スティーブ・バノンは、トランプが2期目に「野獣を解き放つ」つもりであり、それは政敵やディープ・ステートに対する断固たる行動を意味すると語りました。そして、2024年のトランプの勝利は「リベラルエリートの決定的な敗北」であると強調しました。

彼はまた、トランプを「21世紀のアンドリュー・ジャクソン」になぞらえました。ジャクソンは19世紀にアメリカを抜本的に改革した大統領であり、バノンはトランプに同様の歴史的役割を期待しています。今後の4年間は「浄化の時代」となり、古い体制が解体され、ナショナリズムとポピュリズムに基づく新たな構造が築かれると述べました。

バノンがインタビューで語った重要な構想の一つは、FBIやCIAといった情報機関の機密文書を公開することです。彼は、この「浄化」によってアメリカ国民が「エリートたちの裏切り」を知ることができ、トランプ政権への信頼が高まると考えています。

さらに、バノンは一貫して反グローバリズムの立場を貫き、今回のインタビューでは中国を「アメリカの主権に対する最大の脅威」と位置づけました。彼は、関税の引き上げや規制強化を通じた中国経済への圧力を強めるよう主張し、北京との経済戦争を求めました。

また、バノンはヨーロッパに「保守的な国際連帯」を築く計画についても言及しました。彼はイタリアのジョルジャ・メローニ、ハンガリーのヴィクトール・オルバンといった指導者をMAGAの同盟国として支援し、さらにドイツの「ドイツのための選択肢」、フランスのマリーヌ・ルペン、オランダのゲルト・ウィルダース、イギリスのナイジェル・ファラージ、ルーマニアのカリン・ゲオルゲスクらの政治家も支持していると述べました。この立場は、イーロン・マスク、副大統領のJ.D.バンス、そしてトランプ自身からも全面的な支持を受け、彼らは就任直後からヨーロッパの右派ポピュリストを積極的に支援する動きを見せました。しかし、バノンこそが当初から一貫してこの方針を推進しており、現在ではこれがアメリカの対ヨーロッパ政策の主流となっています。

スティーブン・エジントンとのインタビューでは、バノンは「プロジェクト2025」にも言及しました。この文書は、トランプ政権が発足した後に実施されるべき一連の急進的な改革について記したもので、その内容にはUSAID(米国国際開発庁)や全米民主主義基金(National Endowment for Democracy)の廃止、CIAや国防総省、司法省、FRB、財務省、文部省、厚生省、社会保障省の監査、民主党指導部に対する刑事訴追、さらにはジェフリー・エプスタインの島での小児性愛者の乱交パーティー参加者リストの公開までが含まれていました。当時、トランプ自身はこの文書を「でっち上げ」だと否定しましたが、就任後はこの計画に沿って動き始め、ラッセル・ヴォートが新政権の中枢に据えられました。

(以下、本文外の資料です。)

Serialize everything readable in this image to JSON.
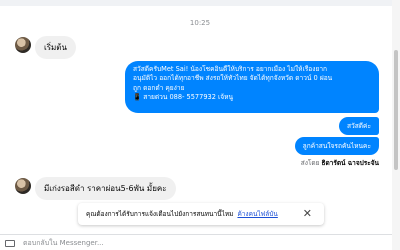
{
  "chat": {
    "timestamp": "10:25",
    "messages_in": [
      {
        "text": "เริ่มต้น"
      },
      {
        "text": "มีเก่งรอสีดำ ราคาผ่อน5-6พัน มั้ยคะ"
      }
    ],
    "message_out_multi": [
      "สวัสดีครับMet Sai! น้องโชคอินดี้ให้บริการ อยากเมือง ไม่ให้เรื่องยาก",
      "อนุมัติไว ออกได้ทุกอาชีพ ส่งรถให้ทั่วไทย จัดได้ทุกจังหวัด ดาวน์ 0 ผ่อน",
      "ถูก ดอกต่ำ คุยง่าย",
      "📱 สายด่วน 088- 5577932 เจ้หนู"
    ],
    "message_out_2": "สวัสดีค่ะ",
    "message_out_3": "ลูกค้าสนใจรถคันไหนคะ",
    "sent_by_prefix": "ส่งโดย",
    "sent_by_name": "ธิดารัตน์ ฉาจประจัน",
    "icon_compose": "keyboard-icon",
    "icon_close": "close-icon"
  },
  "notice": {
    "text": "คุณต้องการได้รับการแจ้งเตือนไปยังการสนทนานี้ไหม",
    "link": "ค้างคนไฟล์บัน",
    "close": "✕"
  },
  "composer": {
    "placeholder": "ตอบกลับใน Messenger..."
  },
  "colors": {
    "accent": "#0084ff",
    "incoming": "#f0f0f0",
    "link": "#1a4fd6"
  }
}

バノンは、この文書の存在が世に出たのは、アメリカ国民の反応を探るためだった可能性が高いと指摘しました。実際、彼自身もピーター・ティールら他の主要なトランプ派とともに、この計画の立案に関与していた可能性があると見られています。

スティーブ・バノンは依然としてアメリカ政治の中心的存在であり、その思想と行動はMAGA運動の方向性を決定づけています。彼のトランプ支持は単なる戦略的提携ではなく、グローバリズムの支配から解放されたアメリカという共通のビジョンに基づく深いイデオロギー的な結びつきです。スティーブン・エジントンとのインタビューは、バノンが決して後退するつもりがないことを明確に示しました。彼は新時代の設計者として、自らの信念のために戦う覚悟を持ち続けています。

トランプ主義の最高思想家であり、アメリカの「黄金時代」の預言者とも言えるバノンは、かつてローマ帝国の黎明期にアウグストゥスを称えた詩人ウェルギリウスのような役割を果たそうとしています。そして、そのアウグストゥスを演じるのは、まさにドナルド・トランプ自身にほかなりません。